Which brings us to the third and last temperamental quality - discipline. This may not appear much different from patience, but wait until the next time the market goes down 30% - with every talking head you hear in the media extrapolating the current “crisis” right over the cliff. Patience, in my view, is the ability to keep doing the right thing, but discipline is more about the act of not reacting and continuing to do what has always worked. This requires restraint—not to do the wrong thing, most notably panicking out of the markets at a moment of maximum pessimism.

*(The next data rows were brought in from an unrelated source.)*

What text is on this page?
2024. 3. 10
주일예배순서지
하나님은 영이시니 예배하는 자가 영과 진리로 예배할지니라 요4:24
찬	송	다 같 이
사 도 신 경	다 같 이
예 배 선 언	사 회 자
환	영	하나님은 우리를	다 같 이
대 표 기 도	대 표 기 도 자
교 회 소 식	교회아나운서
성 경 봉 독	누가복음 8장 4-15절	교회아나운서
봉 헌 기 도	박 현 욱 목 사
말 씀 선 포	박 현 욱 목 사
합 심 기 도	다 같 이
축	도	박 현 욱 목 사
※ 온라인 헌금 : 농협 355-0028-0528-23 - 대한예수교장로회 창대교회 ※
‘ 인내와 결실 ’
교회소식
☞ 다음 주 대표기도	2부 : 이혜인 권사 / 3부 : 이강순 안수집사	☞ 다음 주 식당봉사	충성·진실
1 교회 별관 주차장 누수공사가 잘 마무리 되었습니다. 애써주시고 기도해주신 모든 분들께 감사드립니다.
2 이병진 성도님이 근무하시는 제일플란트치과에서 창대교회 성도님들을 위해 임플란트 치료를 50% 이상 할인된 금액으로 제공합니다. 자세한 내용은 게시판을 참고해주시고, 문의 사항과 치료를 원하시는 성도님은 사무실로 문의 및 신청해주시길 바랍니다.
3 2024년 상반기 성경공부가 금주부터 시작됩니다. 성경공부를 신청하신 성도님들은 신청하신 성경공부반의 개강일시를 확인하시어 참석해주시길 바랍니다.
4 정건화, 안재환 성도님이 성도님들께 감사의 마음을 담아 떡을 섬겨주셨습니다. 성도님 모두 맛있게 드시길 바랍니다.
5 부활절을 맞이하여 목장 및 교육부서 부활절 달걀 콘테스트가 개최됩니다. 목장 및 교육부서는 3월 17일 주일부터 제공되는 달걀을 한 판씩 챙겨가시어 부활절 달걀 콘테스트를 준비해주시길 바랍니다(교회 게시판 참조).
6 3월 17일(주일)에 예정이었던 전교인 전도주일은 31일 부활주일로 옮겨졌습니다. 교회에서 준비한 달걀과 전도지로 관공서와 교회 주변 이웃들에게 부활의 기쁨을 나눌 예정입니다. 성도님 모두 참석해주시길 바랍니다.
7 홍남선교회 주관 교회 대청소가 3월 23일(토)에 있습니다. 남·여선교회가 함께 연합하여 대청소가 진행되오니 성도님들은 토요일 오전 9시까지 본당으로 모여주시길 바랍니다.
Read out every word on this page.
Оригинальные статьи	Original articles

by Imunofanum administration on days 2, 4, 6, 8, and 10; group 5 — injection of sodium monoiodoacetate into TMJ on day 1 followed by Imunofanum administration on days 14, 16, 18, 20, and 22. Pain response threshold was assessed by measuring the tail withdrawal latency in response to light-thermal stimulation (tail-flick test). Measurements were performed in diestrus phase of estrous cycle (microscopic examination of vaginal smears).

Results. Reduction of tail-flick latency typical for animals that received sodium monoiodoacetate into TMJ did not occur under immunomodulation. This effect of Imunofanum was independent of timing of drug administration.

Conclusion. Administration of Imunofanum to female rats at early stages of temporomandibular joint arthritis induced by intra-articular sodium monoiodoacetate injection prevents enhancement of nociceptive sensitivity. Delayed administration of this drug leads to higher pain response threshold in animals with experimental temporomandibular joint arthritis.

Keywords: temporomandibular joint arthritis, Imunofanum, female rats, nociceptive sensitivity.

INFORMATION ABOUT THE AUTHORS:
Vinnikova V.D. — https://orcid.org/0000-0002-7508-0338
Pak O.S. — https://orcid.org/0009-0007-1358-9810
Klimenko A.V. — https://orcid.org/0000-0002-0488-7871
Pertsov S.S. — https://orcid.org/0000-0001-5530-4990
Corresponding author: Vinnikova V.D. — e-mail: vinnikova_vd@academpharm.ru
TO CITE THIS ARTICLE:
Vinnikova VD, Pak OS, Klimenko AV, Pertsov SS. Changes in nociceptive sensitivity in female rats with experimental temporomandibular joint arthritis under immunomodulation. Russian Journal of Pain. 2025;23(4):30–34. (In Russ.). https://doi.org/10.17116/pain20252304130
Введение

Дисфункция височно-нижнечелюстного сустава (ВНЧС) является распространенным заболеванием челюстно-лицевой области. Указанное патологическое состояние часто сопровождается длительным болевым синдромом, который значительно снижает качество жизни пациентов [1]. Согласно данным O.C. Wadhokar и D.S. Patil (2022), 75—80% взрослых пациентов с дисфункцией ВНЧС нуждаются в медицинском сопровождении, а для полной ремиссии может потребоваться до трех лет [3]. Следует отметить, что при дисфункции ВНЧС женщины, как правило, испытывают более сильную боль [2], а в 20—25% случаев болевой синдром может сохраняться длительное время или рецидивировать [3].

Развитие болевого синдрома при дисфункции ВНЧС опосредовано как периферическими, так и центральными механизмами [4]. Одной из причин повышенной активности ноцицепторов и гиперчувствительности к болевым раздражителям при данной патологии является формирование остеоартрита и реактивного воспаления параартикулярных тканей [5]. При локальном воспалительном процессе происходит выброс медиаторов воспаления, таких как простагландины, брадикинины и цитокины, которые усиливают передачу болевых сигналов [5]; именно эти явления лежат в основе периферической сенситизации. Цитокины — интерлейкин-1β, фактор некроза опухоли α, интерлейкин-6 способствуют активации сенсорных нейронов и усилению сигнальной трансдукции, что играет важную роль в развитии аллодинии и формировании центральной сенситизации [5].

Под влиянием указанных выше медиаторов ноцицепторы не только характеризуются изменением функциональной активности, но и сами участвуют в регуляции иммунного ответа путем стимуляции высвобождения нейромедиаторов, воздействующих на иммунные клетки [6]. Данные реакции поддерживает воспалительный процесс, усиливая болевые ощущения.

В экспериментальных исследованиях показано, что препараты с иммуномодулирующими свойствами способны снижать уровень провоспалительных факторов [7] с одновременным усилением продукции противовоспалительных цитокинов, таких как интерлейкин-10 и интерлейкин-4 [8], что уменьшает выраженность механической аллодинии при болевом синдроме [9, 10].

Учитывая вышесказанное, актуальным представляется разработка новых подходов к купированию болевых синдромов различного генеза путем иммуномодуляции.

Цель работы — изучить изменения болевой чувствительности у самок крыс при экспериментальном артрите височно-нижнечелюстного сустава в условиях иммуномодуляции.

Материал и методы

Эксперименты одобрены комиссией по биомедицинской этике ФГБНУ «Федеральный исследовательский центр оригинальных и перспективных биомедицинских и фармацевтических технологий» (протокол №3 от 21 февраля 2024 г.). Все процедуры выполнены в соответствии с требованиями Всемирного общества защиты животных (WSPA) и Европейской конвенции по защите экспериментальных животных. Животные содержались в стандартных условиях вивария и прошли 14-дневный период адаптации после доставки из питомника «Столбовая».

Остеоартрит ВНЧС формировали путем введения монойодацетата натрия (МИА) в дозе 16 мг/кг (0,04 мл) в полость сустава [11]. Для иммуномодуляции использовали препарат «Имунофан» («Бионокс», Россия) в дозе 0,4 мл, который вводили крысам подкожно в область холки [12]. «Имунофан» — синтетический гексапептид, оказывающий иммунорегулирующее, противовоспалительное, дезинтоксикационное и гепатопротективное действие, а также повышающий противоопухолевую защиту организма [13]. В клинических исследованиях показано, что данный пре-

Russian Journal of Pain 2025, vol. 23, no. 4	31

As Author Nick Murray has said - Mindset, Patience, and discipline are the first casualties of a normal market decline, to be entirely replaced by the nameless terror: “This time is different.”
This furthers my point to the facts provided by what Warren has been able to accomplish over his 75-year investment time horizon. Imagine the discipline needed for what he has experienced, just to name a few:
- Seventeen (17) Bear Markets
- Thirteen (13) Recessions
- Stagflation, Deflation, and Inflation over 14%
- Interest rates from 0% to as high as 19%
- End-Of-The-World-As-We-Know-It events…countless.
Through all these events – you can read his early newsletters to shareholders - the message doesn’t waver from his core process. His (and Charlie Munger’s) discipline to what has always worked, as opposed to what is working now, is the compass utilized to provide long-term wealth accumulation for generations of families.
There is a poem (no, I don’t read many. Actually, I don’t read them at all) that I had only been familiar with its first sentence -- “If you can keep your head when all about you are losing theirs.” I considered including it in this essay to reinforce the last principle of discipline. However, as I read it in its entirety, I believed it captured all the principles of long-term wealth we have been revisiting these prior three months. The poem was written in 1910 by the famous author Rudyard Kipling, titled: If: A Father’s Advice To His Son. Here is the first verse:
If you can keep your head when all about you
Are losing theirs and blaming it on you,
If you can trust yourself when all men doubt you,
But make allowance for their doubting too.
And the entire poem, if you choose. If: A Father's Advice To His Son.
As the poem depicts what qualities are needed to be a good person – as life’s events, in all its hydra-headed forms, get thrown at you -- so too are the three temperamental qualities needed to grow, preserve, and pass on a legacy of long-term wealth for generations.